Most financial marketing that’s aimed at small business owners has a cookie-cutter feel. The protagonists are depicted as being almost impossibly calm and in control, with every detail buttoned up in a way that rarely matches real life.
It’s a version of entrepreneurship that looks good on camera but doesn’t feel especially true to the people who are living it day to day, said Philip Lowe, head of creative at finance management software provider Quicken.
“That sort of creative comes off as sterile and it’s part of the sea of sameness you get with a lot of the more traditional spots,” Lowe said.
So for Quicken’s latest campaign to promote its all-in-one app for managing business and personal finances, which launched in February, the team decided to get a little playful.
Kidding Around
Working with its agency Camp + King, Quicken cast kids as stand-ins for stressed-out small business founders trying to keep their pint-sized operations from spinning out of control.
In one ad, a towheaded little boy in a suit runs his “cookie empire,” answering the phone with “Bake it till you make it,” doling out advice like, “Pair that with milk, you’re gonna love it” and stressing over the margins on chocolate chips.
In another, the kid owner of “Kidz Car Rental” wearing khakis, a blue button down and holding a clip board laments that his business money keeps getting mixed up with his allowance money.
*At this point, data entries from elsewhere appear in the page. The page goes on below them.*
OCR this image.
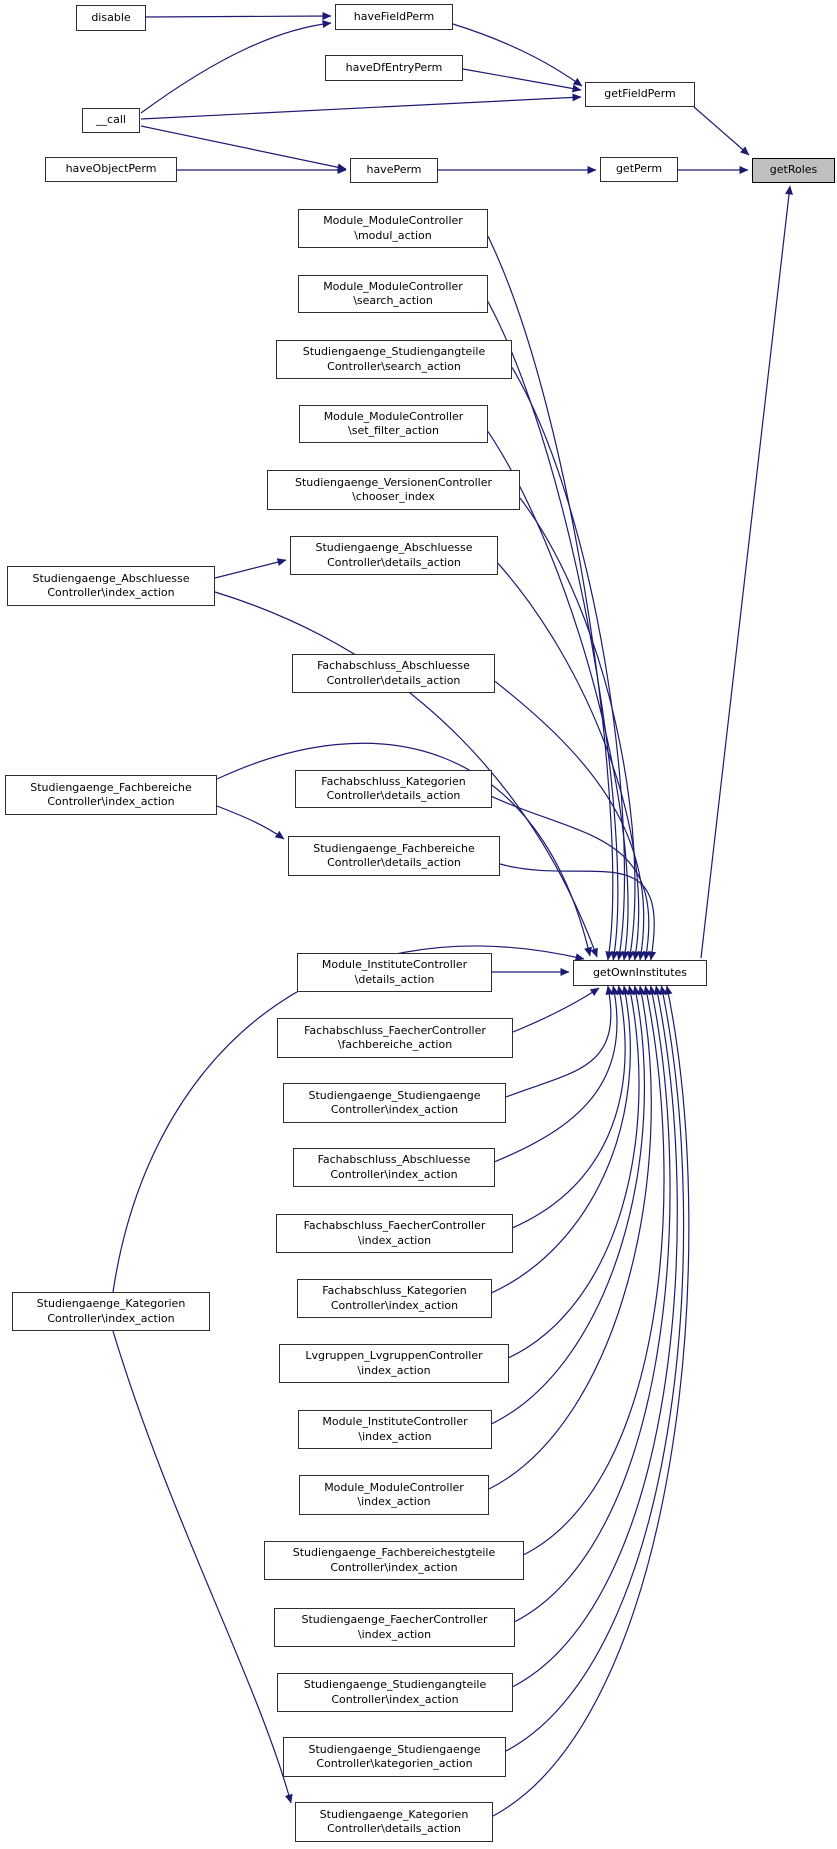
disable	haveFieldPerm
haveDfEntryPerm
__call
getFieldPerm
haveObjectPerm	havePerm	getPerm	getRoles
Module_ModuleController
\modul_action
Module_ModuleController
\search_action
Studiengaenge_Studiengangteile
Controller\search_action
Module_ModuleController
\set_filter_action
Studiengaenge_VersionenController
\chooser_index
Studiengaenge_Abschluesse
Controller\details_action
Fachabschluss_Abschluesse
Controller\details_action
Fachabschluss_Kategorien
Controller\details_action
Studiengaenge_Fachbereiche
Controller\details_action
Module_InstituteController
\details_action
Fachabschluss_FaecherController
\fachbereiche_action
Studiengaenge_Studiengaenge
Controller\index_action
Fachabschluss_Abschluesse
Controller\index_action
Fachabschluss_FaecherController
\index_action
Fachabschluss_Kategorien
Controller\index_action
Lvgruppen_LvgruppenController
\index_action
Module_InstituteController
\index_action
Module_ModuleController
\index_action
Studiengaenge_Fachbereichestgteile
Controller\index_action
Studiengaenge_FaecherController
\index_action
Studiengaenge_Studiengangteile
Controller\index_action
Studiengaenge_Studiengaenge
Controller\kategorien_action
Studiengaenge_Kategorien
Controller\details_action
Studiengaenge_Abschluesse
Controller\index_action
Studiengaenge_Fachbereiche
Controller\index_action
Studiengaenge_Kategorien
Controller\index_action
getOwnInstitutes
At one point, he hollers to his employee, a little boy wearing coveralls, “Hey, Sal. Is this money for snacks or operations?!”
But the kids aren’t just there for cuteness, Lowe said. Casting children gave Quicken permission to be funny about money and lean into humor in a category that usually defaults to fear or a glossy fiction where everything is in perfect order.
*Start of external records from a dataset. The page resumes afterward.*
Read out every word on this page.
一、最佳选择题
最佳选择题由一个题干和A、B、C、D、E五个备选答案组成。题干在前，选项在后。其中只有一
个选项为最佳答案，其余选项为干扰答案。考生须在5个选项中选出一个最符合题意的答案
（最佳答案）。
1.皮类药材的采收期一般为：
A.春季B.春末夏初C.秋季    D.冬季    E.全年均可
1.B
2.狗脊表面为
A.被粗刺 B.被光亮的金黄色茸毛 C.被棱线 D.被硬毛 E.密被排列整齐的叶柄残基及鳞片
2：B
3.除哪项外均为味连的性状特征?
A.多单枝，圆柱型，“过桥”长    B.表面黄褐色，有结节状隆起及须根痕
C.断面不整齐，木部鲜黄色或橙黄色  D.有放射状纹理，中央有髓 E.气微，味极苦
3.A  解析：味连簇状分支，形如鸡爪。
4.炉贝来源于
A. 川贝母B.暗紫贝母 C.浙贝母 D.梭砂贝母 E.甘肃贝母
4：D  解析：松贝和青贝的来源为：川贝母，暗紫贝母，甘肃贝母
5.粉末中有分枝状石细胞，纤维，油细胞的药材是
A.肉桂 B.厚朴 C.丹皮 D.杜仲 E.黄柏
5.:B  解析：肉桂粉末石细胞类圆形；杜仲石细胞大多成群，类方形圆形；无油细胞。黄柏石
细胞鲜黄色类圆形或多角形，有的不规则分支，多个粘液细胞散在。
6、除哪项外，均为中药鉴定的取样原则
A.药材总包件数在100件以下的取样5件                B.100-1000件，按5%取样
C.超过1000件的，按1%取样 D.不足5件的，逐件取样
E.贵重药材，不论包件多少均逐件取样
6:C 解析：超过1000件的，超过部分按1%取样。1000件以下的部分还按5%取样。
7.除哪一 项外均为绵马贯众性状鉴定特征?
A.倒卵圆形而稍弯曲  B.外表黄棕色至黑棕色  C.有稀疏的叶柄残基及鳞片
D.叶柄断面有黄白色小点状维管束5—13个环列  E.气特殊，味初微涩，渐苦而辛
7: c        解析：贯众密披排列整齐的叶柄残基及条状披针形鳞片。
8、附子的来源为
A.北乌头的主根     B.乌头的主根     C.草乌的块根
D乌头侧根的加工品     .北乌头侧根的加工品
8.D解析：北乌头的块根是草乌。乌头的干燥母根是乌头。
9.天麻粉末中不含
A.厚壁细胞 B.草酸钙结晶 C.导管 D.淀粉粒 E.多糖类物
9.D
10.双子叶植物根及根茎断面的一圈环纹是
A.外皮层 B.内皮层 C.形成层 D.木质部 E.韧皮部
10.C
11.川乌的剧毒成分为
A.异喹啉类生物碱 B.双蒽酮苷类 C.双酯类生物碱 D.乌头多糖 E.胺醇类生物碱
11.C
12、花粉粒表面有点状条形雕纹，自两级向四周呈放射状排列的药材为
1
“When adults fail in an ad, it can feel shame-based,” he said. “But with kids, there’s a charm to the chaos. It becomes more human and relatable and avoids being judgmental in any way.”
Behind the Scenes
Although the idea behind the campaign seems simple on the surface — casting kids in the role of overworked founders – Lowe said it was a “very rigorous” process to develop the creative.
Quicken and its agency started with between 10 and 15 concepts and used AI to generate storyboards and lightweight animated mockups to test what was likely to resonate.
They ran those through a mix of creative pretesting tools, including one from iSpot, to gauge potential effectiveness before deciding what to put into production. They also layered in facial-recognition-based attention data to determine at which points viewers were leaning in or possibly starting to lose interest.
Lowe is even considering bringing on a creative technologist as a consultant to stay on top of new tools and separate the ones that actually help from those that just add friction.
“We always do a lot of testing up-front before we release a spot,” he said.
Quicken also used outtakes and bloopers from the video shoot as extra fuel for social media, including an Instagram reel of the kid actors from the car rental video flubbing their lines adorably and vibing on set.
“These unexpected moments of delight really help tell and sell the story,” Lowe said.
Meanwhile, although the work was conceived as classic brand creative, it’s generating more than just upper-funnel awareness. People are clicking through from the video on Meta, and on YouTube the responses look different from the usual pattern.
“With a finance company, you typically don’t get much engagement, and when you do, it’s people complaining,” Lowe said. “But here, people are engaging and commenting in a positive way, because they’re connecting with these kids.”
For Lowe, though, the point of the work isn’t just that it’s watchable and shareable; it’s that it gives Quicken the opportunity to talk about small business finances without defaulting to scare tactics or cliches.
“To me, humor is the biggest lever in terms of relating to other human beings,” he said. “There’s so much noise out there, and everything is sort of doom and gloom, especially if you’re paying attention to what’s happening in politics and the news. We all need to laugh a little bit more.”